NEW YORK - Americans felt better about their economic and financial prospects in early May as consumer sentiment rose to the highest level in nearly six years, an encouraging sign after other recent data had suggested broader U.S. growth is cooling.
A gauge of future economic activity released on Friday also suggested the expected slowdown will be temporary, with the index rising in April to a near five-year high.
Economists expect growth will likely slow in the second quarter from the 2.5 percent pace at the beginning of the year as tighter fiscal policy starts to bite. But recent stronger than expected improvement in several areas, including the labor market and retail sales, has suggested the recovery remains resilient.
"We're still definitely on the recovery path. We expect that this is going to be a very long and gradual recovery," said Scott Brown, chief economist at Raymond James in St.
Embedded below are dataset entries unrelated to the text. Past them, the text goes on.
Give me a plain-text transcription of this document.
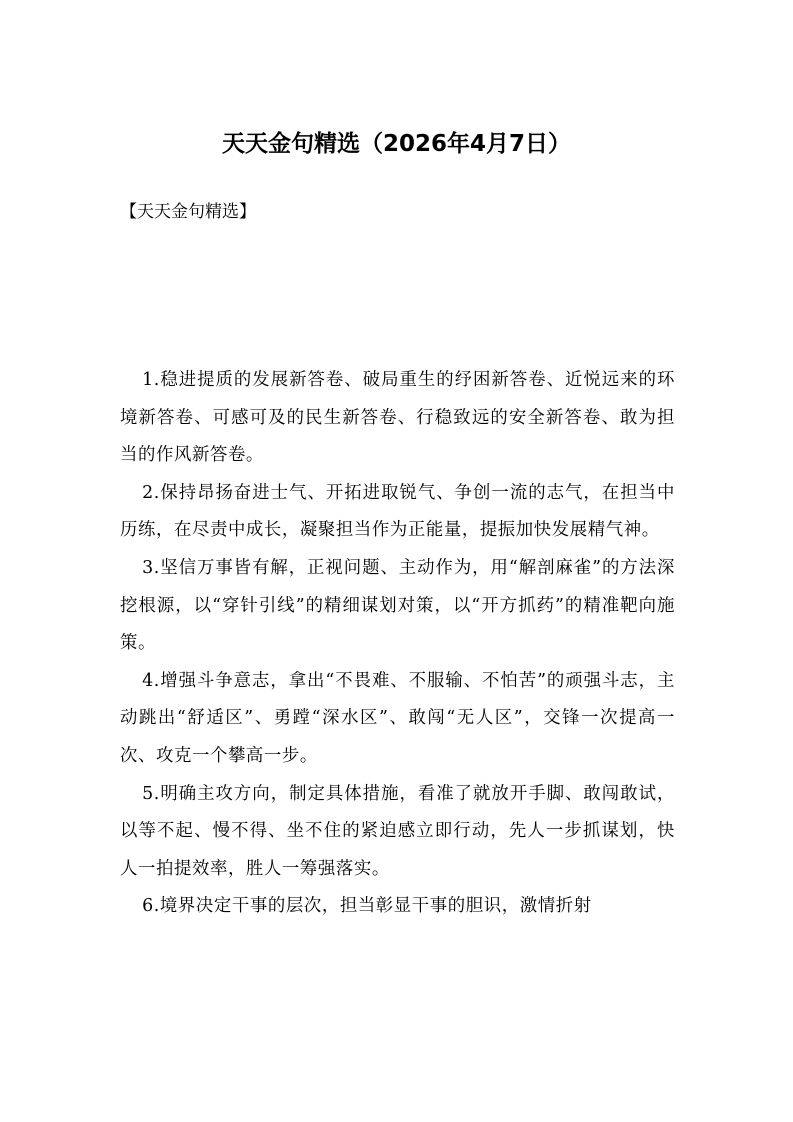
天天金句精选（2026年4月7日）

【天天金句精选】

1.稳进提质的发展新答卷、破局重生的纾困新答卷、近悦远来的环境新答卷、可感可及的民生新答卷、行稳致远的安全新答卷、敢为担当的作风新答卷。

2.保持昂扬奋进士气、开拓进取锐气、争创一流的志气，在担当中历练，在尽责中成长，凝聚担当作为正能量，提振加快发展精气神。

3.坚信万事皆有解，正视问题、主动作为，用“解剖麻雀”的方法深挖根源，以“穿针引线”的精细谋划对策，以“开方抓药”的精准靶向施策。

4.增强斗争意志，拿出“不畏难、不服输、不怕苦”的顽强斗志，主动跳出“舒适区”、勇蹚“深水区”、敢闯“无人区”，交锋一次提高一次、攻克一个攀高一步。

5.明确主攻方向，制定具体措施，看准了就放开手脚、敢闯敢试，以等不起、慢不得、坐不住的紧迫感立即行动，先人一步抓谋划，快人一拍提效率，胜人一筹强落实。

6.境界决定干事的层次，担当彰显干事的胆识，激情折射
Petersburg, Florida.
"Most economists are looking for stronger growth in the second half of the year and into next year."
The Thomson Reuters/University of Michigan's preliminary reading on the overall index on consumer sentiment rose to 83.7 from 76.4 in April, topping economists' expectations for 78.
It was the highest level since July 2007.
Economists will watch to see if the improvement will be confirmed at the end of the month with the final sentiment reading. There has been some volatility lately between the initial and final reports as government austerity takes effect, Barclays wrote.
The cheery attitudes at the beginning of the month were particularly seen among upper-income households.
More consumers gave a favorable view of their personal finances than in anytime since 2007, with the largest gains among households in the upper third of income levels. More respondents also thought the economy would continue to improve in the year ahead.
Higher earners more frequently reported having less debt and higher asset values, though consumers were still not that much more optimistic they would see higher income in the year ahead.
Upper income households are more likely to be invested and therefore reap the benefits of the stock market rally, which has taken the market to record highs this year. Since the beginning of 2013, the benchmark S&P 500 is up about 16 percent.
The rise in stocks may also be offsetting any hit to consumers following the expiration of the payroll tax holiday at the beginning of the year, which raised taxes for many Americans.
"For (upper income) people, the payroll tax and gasoline prices didn't really matter much, but stock prices and home prices rising, that's a big, big plus," said Brown.
The barometer of current economic conditions jumped to 97.5 from 89.9, the highest since October 2007, while the gauge of consumer expectations gained to 74.8 from 67.8.
Shopping plans were similarly encouraging, with the gauge of buying attitudes for durable goods rising to 148 from 137. Consumer activity accounts for about two-thirds of the economy.
"Changes in confidence don't always filter through into changes in spending, but the omens are good," said Amna Asaf, economist at Capital Economics.
Friday's reports gave a boost to stocks with Wall Street trading higher in the late-morning. The dollar rose against the euro and yen shortly after the data, while Treasuries prices fell further.
A separate report from the Conference Board showed its Leading Economic Index increased 0.6 percent to 95.0 last month, the highest level since June 2008. The index had slipped 0.2 percent in March.
Economists polled by Reuters had expected the index to rise only 0.2 percent in April.